With no dates ascribed to the event, it is believed that the Lady Rendlesham in question was the wife of John, Lord Rendlesham, who died in the 1850s and who had two daughters, one of whom was Lady Walsingham.

Galley-Trots are magical dogs believed to live in hollow hills or fairy hollows and appear in folklore tales from Suffolk and in areas of northern Britain – they are generally large white dogs, often harbingers of misfortune or death, but the name has also been ascribed to black phantom dogs or, as they are commonly known in the East, Shucks.

In legend, the hounds were said to appear when serious disease or injury was about to happen, whereupon the dog would sit outside the house where the stricken person suffered until they died. The dogs were also said to hide on roads, hunting, killing and eating wandering travellers foolish enough to walk the byways at night.

Black Shuck, the ghostly black dog said to roam the coastline and countryside of East Anglia, was first mentioned in print by Reverend ES Taylor in an 1850 edition of the journal Notes and Queries, which described “Shuck the Dog-fiend” and was said to visit churchyards at midnight.

East Anglian Daily Times: Has the legendary Black Shuck been found? This rather large dog skeleton was uncovered in the south of the site, near where the kitchens would have been Picture: DIG PICTURESHas the legendary Black Shuck been found? This rather large dog skeleton was uncovered in the south of the site, near where the kitchens would have been Picture: DIG PICTURES (Image: Archant)
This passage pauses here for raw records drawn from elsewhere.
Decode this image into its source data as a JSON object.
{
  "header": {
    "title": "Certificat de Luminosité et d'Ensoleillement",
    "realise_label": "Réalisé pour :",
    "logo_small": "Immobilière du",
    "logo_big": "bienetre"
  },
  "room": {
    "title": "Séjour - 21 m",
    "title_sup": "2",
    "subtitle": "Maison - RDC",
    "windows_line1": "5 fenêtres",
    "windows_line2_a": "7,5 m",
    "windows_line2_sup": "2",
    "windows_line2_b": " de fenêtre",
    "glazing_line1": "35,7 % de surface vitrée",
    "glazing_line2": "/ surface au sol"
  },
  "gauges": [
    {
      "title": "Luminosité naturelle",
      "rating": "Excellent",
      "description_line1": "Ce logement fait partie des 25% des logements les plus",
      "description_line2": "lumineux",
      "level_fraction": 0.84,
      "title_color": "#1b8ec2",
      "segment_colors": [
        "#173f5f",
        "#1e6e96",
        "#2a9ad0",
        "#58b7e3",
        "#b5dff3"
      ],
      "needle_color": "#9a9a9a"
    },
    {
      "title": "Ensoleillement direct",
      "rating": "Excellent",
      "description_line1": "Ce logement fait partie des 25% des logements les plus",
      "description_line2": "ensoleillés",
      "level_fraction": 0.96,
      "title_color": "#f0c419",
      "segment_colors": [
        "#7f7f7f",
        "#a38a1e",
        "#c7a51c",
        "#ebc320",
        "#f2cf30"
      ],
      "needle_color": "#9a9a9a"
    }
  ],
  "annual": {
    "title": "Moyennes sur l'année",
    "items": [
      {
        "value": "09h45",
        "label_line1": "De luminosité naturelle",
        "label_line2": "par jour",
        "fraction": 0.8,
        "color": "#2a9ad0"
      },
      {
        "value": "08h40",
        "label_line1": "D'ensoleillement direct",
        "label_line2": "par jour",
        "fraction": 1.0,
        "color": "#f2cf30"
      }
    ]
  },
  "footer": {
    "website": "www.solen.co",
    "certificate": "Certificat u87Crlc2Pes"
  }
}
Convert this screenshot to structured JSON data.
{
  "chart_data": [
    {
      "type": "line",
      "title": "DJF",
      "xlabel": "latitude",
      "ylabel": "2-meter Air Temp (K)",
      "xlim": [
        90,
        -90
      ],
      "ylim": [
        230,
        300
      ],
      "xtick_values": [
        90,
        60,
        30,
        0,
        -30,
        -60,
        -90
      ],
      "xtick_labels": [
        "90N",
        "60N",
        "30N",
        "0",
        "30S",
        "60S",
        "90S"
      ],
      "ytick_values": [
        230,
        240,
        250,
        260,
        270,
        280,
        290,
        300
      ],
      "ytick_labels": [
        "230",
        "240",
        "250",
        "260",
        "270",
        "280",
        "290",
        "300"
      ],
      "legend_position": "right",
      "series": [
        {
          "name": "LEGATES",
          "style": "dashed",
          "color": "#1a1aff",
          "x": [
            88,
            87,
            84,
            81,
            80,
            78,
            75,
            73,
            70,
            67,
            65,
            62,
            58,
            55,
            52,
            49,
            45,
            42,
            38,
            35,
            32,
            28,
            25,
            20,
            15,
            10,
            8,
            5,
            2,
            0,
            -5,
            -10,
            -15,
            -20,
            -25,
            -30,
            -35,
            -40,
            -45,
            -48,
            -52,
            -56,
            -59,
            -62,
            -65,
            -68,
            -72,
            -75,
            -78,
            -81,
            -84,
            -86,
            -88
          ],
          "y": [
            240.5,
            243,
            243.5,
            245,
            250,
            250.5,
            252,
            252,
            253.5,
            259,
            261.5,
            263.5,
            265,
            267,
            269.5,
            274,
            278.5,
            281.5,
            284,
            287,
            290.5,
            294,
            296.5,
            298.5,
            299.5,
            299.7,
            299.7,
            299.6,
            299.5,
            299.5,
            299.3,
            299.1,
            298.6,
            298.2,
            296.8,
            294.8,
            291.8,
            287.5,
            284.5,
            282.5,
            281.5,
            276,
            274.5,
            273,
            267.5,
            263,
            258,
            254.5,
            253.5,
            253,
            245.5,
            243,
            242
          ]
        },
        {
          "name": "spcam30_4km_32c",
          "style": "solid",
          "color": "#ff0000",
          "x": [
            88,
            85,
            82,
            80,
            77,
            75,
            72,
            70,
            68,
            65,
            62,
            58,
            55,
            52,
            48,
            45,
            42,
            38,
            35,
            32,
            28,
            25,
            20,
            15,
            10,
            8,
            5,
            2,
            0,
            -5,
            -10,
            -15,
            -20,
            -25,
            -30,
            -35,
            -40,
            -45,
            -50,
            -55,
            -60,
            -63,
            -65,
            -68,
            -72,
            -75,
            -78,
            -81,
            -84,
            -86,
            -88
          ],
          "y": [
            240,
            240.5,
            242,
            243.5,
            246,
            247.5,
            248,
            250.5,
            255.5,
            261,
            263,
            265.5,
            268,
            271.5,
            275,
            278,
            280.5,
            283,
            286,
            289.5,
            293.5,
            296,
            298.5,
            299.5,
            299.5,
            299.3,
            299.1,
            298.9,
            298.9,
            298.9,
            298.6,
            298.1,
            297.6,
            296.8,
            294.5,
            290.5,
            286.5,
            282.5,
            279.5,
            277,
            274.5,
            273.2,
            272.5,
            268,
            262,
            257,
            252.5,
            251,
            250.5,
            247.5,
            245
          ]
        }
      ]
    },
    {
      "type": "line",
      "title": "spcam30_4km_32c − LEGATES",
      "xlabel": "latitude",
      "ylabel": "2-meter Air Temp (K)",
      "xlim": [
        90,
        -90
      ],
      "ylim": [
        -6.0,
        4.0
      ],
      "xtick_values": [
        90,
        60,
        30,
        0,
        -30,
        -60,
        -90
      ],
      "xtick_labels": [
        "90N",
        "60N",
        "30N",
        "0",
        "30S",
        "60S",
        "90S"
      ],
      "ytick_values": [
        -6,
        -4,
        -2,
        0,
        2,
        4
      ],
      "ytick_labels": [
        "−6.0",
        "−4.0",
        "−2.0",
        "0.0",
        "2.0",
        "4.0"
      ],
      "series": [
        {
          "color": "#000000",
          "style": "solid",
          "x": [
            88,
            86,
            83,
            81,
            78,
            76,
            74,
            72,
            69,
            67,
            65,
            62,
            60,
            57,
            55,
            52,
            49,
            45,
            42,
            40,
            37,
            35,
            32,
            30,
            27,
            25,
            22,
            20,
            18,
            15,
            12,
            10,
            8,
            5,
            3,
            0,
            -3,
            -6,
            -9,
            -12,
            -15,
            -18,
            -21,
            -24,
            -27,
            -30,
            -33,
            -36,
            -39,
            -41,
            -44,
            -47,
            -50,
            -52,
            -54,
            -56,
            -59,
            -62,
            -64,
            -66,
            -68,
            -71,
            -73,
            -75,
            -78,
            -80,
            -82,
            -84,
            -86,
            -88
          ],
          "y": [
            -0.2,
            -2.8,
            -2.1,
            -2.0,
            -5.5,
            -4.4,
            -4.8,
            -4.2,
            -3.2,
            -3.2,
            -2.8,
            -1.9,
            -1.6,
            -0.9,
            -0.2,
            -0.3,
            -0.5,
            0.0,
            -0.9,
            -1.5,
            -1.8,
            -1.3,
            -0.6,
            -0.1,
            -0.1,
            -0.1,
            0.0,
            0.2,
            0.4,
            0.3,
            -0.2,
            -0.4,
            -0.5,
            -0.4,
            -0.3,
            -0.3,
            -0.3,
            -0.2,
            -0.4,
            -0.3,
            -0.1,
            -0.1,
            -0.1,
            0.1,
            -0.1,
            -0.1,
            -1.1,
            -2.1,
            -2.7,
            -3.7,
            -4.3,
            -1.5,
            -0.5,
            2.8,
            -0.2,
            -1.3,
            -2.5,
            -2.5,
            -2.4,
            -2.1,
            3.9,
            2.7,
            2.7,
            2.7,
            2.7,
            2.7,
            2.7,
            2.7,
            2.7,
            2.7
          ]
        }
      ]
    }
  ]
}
While the ladies in question lived to tell the tale of the monstrous dog they had seen slipping in between the gravestones at Leiston churchyard, there is another giant dog whose story is interwoven into the town’s history.

At Leiston Abbey, during the 2014 archaeology excavation, the DigVentures team unearthed the skeleton of a huge hound which immediately led to speculation that the body of the elusive Black Shuck, known to wander the land around the Bungay area, had been found.

The creature was seven foot in length and was initially found by a member of the public in trenches in 2013 when site managers and chamber music academy Pro Corda teamed up with DigVentures to run a crowd-funded community project to discover more about the history of the site. It was excavated in one of the demolished monastic kitchen buildings at Leiston Abbey sometime after the Dissolution of the monasteries in 1537.

Lisa Westcott Wilkins of DigVentures said at the time: “The dog is huge - about the size of a Great Dane - and was found near where the abbey’s kitchen would have been. It was quite a surprise. We’re all dog lovers and we have a site dog with us on our digs, so it was quite poignant. Even back then, pets were held in high regard.”

There was speculation that the dog could be Black Shuck, although analysis showed the animal had been laid to rest with some ceremony and may actually have been alive in the 18th century but buried in an older plot, a faithful friend given a fitting send-off.

So if Leiston Abbey wasn’t Shuck or the Galley-trot’s final resting place…it must mean he’s still stalking the Suffolk highways, byways and graveyards, waiting to claim his next soul.